Hi everyone,
I've read and enjoyed this forum for nearly a year now. I especially love AIBU, the meal ideas and mums sharing stories about their teenagers (I have two girls 17 and 14)
This is my first post though, and I hope you forgive me for just turning up like this and launching into a big rant, but I've been studying the face and skin for many years now, since I was an ancient-looking 38 year old, and it drives me mad that so much unhelpful and misleading information is affecting how we treat our faces.
I'm waging a one-woman battle on the skin care advice we all grew up with, which is quite shocking... not just feeble and outdated but plain wrong, and it's been out there for decades with nobody saying anything about it.
I'd be more than happy to debate any of the things I'm going to say with anyone involved in the beauty industry, or a doctor or a dermatologist. I used to think understanding it was beyond an ordinary person, but It isn't actually rocket science, it's entirely sensible and logical.
I found out from women who do it that pulling and squeezing at the face gets it stronger, just like any other organ of the body. It's not a leather handbag in need of special creams. It repairs itself just like muscles or lungs do.
The other thing I've found is that the skin is not a hammock holding up your facial muscles. The muscles of the face are holding the skin up. The face as a whole drops downwards and inwards as the supporting muscles lengthen.

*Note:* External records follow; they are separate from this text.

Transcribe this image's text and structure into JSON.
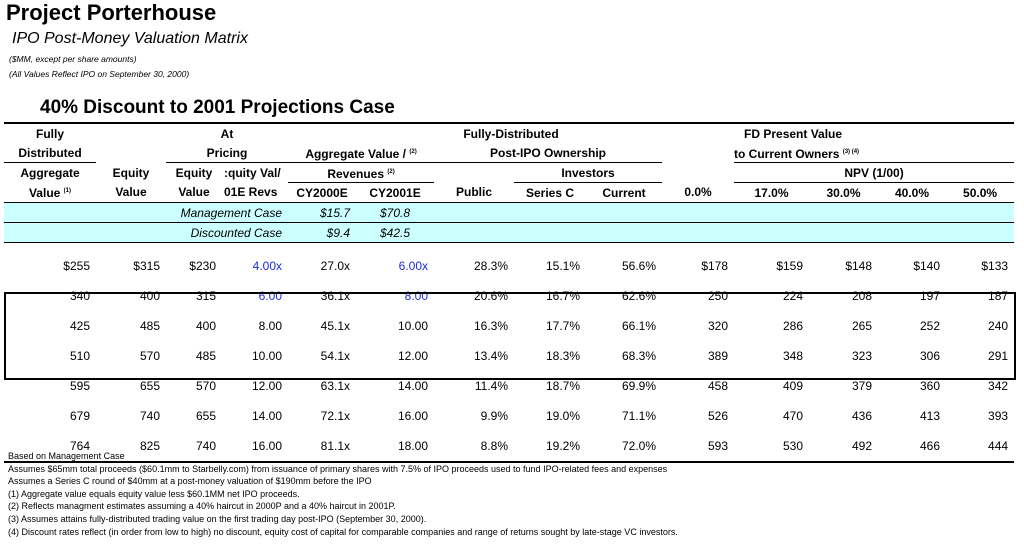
{
  "title": "Project Porterhouse",
  "subtitle": "IPO Post-Money Valuation Matrix",
  "notes": [
    "($MM, except per share amounts)",
    "(All Values Reflect IPO on September 30, 2000)"
  ],
  "case_title": "40%  Discount to 2001 Projections Case",
  "headers": {
    "row1": {
      "fully": "Fully",
      "at": "At",
      "fd": "Fully-Distributed",
      "fdpv": "FD Present Value"
    },
    "row2": {
      "distributed": "Distributed",
      "pricing": "Pricing",
      "aggval": "Aggregate Value /",
      "aggval_note": "(2)",
      "postipo": "Post-IPO Ownership",
      "tocurrent": "to Current Owners",
      "tocurrent_note": "(3) (4)"
    },
    "row3": {
      "aggregate": "Aggregate",
      "equity": "Equity",
      "equity2": "Equity",
      "equity_val": ":quity Val/",
      "revenues": "Revenues",
      "revenues_note": "(2)",
      "investors": "Investors",
      "npv": "NPV (1/00)"
    },
    "row4": {
      "value": "Value",
      "value_note": "(1)",
      "value2": "Value",
      "value3": "Value",
      "revs": "01E Revs",
      "cy2000e": "CY2000E",
      "cy2001e": "CY2001E",
      "public": "Public",
      "seriesc": "Series C",
      "current": "Current",
      "r0": "0.0%",
      "r17": "17.0%",
      "r30": "30.0%",
      "r40": "40.0%",
      "r50": "50.0%"
    }
  },
  "cases": [
    {
      "label": "Management Case",
      "cy2000e": "$15.7",
      "cy2001e": "$70.8"
    },
    {
      "label": "Discounted Case",
      "cy2000e": "$9.4",
      "cy2001e": "$42.5"
    }
  ],
  "rows": [
    {
      "agg": "$255",
      "eq": "$315",
      "pricing": "$230",
      "ratio": "4.00x",
      "cy00": "27.0x",
      "cy01": "6.00x",
      "public": "28.3%",
      "seriesc": "15.1%",
      "current": "56.6%",
      "npv0": "$178",
      "npv17": "$159",
      "npv30": "$148",
      "npv40": "$140",
      "npv50": "$133"
    },
    {
      "agg": "340",
      "eq": "400",
      "pricing": "315",
      "ratio": "6.00",
      "cy00": "36.1x",
      "cy01": "8.00",
      "public": "20.6%",
      "seriesc": "16.7%",
      "current": "62.6%",
      "npv0": "250",
      "npv17": "224",
      "npv30": "208",
      "npv40": "197",
      "npv50": "187"
    },
    {
      "agg": "425",
      "eq": "485",
      "pricing": "400",
      "ratio": "8.00",
      "cy00": "45.1x",
      "cy01": "10.00",
      "public": "16.3%",
      "seriesc": "17.7%",
      "current": "66.1%",
      "npv0": "320",
      "npv17": "286",
      "npv30": "265",
      "npv40": "252",
      "npv50": "240"
    },
    {
      "agg": "510",
      "eq": "570",
      "pricing": "485",
      "ratio": "10.00",
      "cy00": "54.1x",
      "cy01": "12.00",
      "public": "13.4%",
      "seriesc": "18.3%",
      "current": "68.3%",
      "npv0": "389",
      "npv17": "348",
      "npv30": "323",
      "npv40": "306",
      "npv50": "291"
    },
    {
      "agg": "595",
      "eq": "655",
      "pricing": "570",
      "ratio": "12.00",
      "cy00": "63.1x",
      "cy01": "14.00",
      "public": "11.4%",
      "seriesc": "18.7%",
      "current": "69.9%",
      "npv0": "458",
      "npv17": "409",
      "npv30": "379",
      "npv40": "360",
      "npv50": "342"
    },
    {
      "agg": "679",
      "eq": "740",
      "pricing": "655",
      "ratio": "14.00",
      "cy00": "72.1x",
      "cy01": "16.00",
      "public": "9.9%",
      "seriesc": "19.0%",
      "current": "71.1%",
      "npv0": "526",
      "npv17": "470",
      "npv30": "436",
      "npv40": "413",
      "npv50": "393"
    },
    {
      "agg": "764",
      "eq": "825",
      "pricing": "740",
      "ratio": "16.00",
      "cy00": "81.1x",
      "cy01": "18.00",
      "public": "8.8%",
      "seriesc": "19.2%",
      "current": "72.0%",
      "npv0": "593",
      "npv17": "530",
      "npv30": "492",
      "npv40": "466",
      "npv50": "444"
    }
  ],
  "footnotes": [
    "Based on Management Case",
    "Assumes $65mm total proceeds ($60.1mm to Starbelly.com) from issuance of primary shares with 7.5% of IPO proceeds used to fund IPO-related fees and expenses",
    "Assumes a Series C round of $40mm at a post-money valuation of $190mm before the IPO",
    "(1)  Aggregate value equals equity value less $60.1MM net IPO proceeds.",
    "(2)  Reflects managment estimates assuming a 40% haircut in 2000P and a 40% haircut in 2001P.",
    "(3)  Assumes attains fully-distributed trading value on the first trading day post-IPO (September 30, 2000).",
    "(4)  Discount rates reflect (in order from low to high) no discount, equity cost of capital for comparable companies and range of returns sought by late-stage VC investors."
  ],
  "colors": {
    "highlight": "#ccffff",
    "blue_input": "#1a2dd6"
  }
}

Since the skin is attached to the muscle it does the same.
You need to tighten the muscles so that the flesh sits high on the bone structure, skin and all.
Botox is used on wrinkles because creases in the skin aren't caused by creasing it like a piece of paper, the skin is wrinkling because the muscle it's 'glued' to has become bumpy . It's like pulling on the corner of a tablecloth. In addressing the muscle the practitioner achieves overnight what months of eye-cream and serums have not done.

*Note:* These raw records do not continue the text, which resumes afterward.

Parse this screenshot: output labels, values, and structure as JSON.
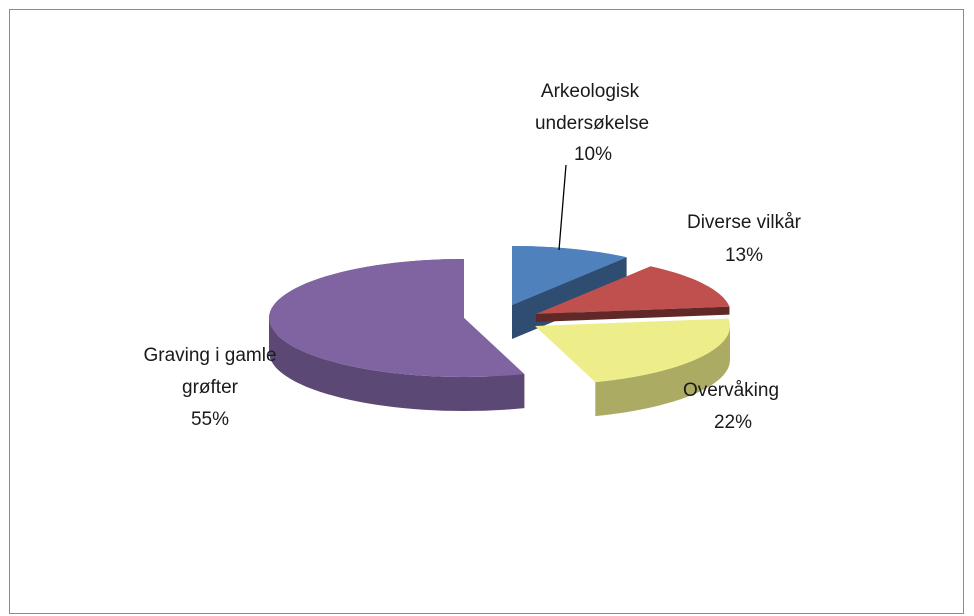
{
  "chart_data": {
    "type": "pie",
    "style": "3d-exploded",
    "title": "",
    "categories": [
      "Arkeologisk undersøkelse",
      "Diverse vilkår",
      "Overvåking",
      "Graving i gamle grøfter"
    ],
    "values": [
      10,
      13,
      22,
      55
    ],
    "labels": [
      {
        "name": "Arkeologisk",
        "name2": "undersøkelse",
        "pct": "10%"
      },
      {
        "name": "Diverse vilkår",
        "pct": "13%"
      },
      {
        "name": "Overvåking",
        "pct": "22%"
      },
      {
        "name": "Graving i gamle",
        "name2": "grøfter",
        "pct": "55%"
      }
    ],
    "colors": [
      "#4f81bd",
      "#c0504d",
      "#eded8a",
      "#8064a2"
    ],
    "legend": "none"
  }
}
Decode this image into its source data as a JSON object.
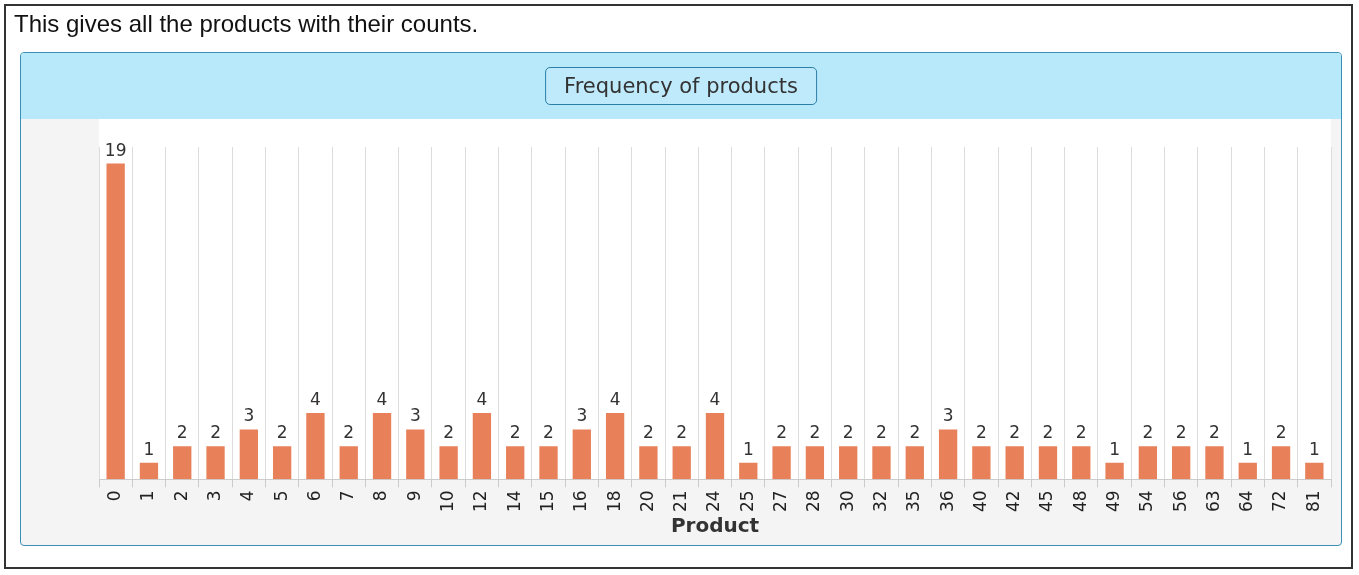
{
  "chart_data": {
    "type": "bar",
    "title": "Frequency of products",
    "xlabel": "Product",
    "annotations": [
      "This gives all the products with their counts."
    ],
    "categories": [
      "0",
      "1",
      "2",
      "3",
      "4",
      "5",
      "6",
      "7",
      "8",
      "9",
      "10",
      "12",
      "14",
      "15",
      "16",
      "18",
      "20",
      "21",
      "24",
      "25",
      "27",
      "28",
      "30",
      "32",
      "35",
      "36",
      "40",
      "42",
      "45",
      "48",
      "49",
      "54",
      "56",
      "63",
      "64",
      "72",
      "81"
    ],
    "values": [
      19,
      1,
      2,
      2,
      3,
      2,
      4,
      2,
      4,
      3,
      2,
      4,
      2,
      2,
      3,
      4,
      2,
      2,
      4,
      1,
      2,
      2,
      2,
      2,
      2,
      3,
      2,
      2,
      2,
      2,
      1,
      2,
      2,
      2,
      1,
      2,
      1
    ],
    "color": "#e8805a",
    "data_labels": true,
    "grid": "x",
    "tick_labels": "x"
  }
}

So, I'd like to ask, why are we spending so much money on 'skin care' when the products are targeting the wrong thing and don't have much effect on the things they're supposed to treat? I've got nothing against the beauty industry as such, but if I'm spoiling myself I'd rather buy some expensive mascara or get my hair done, things that are going to make a noticeable difference to how I look.
Thanks for letting me get it off my chest!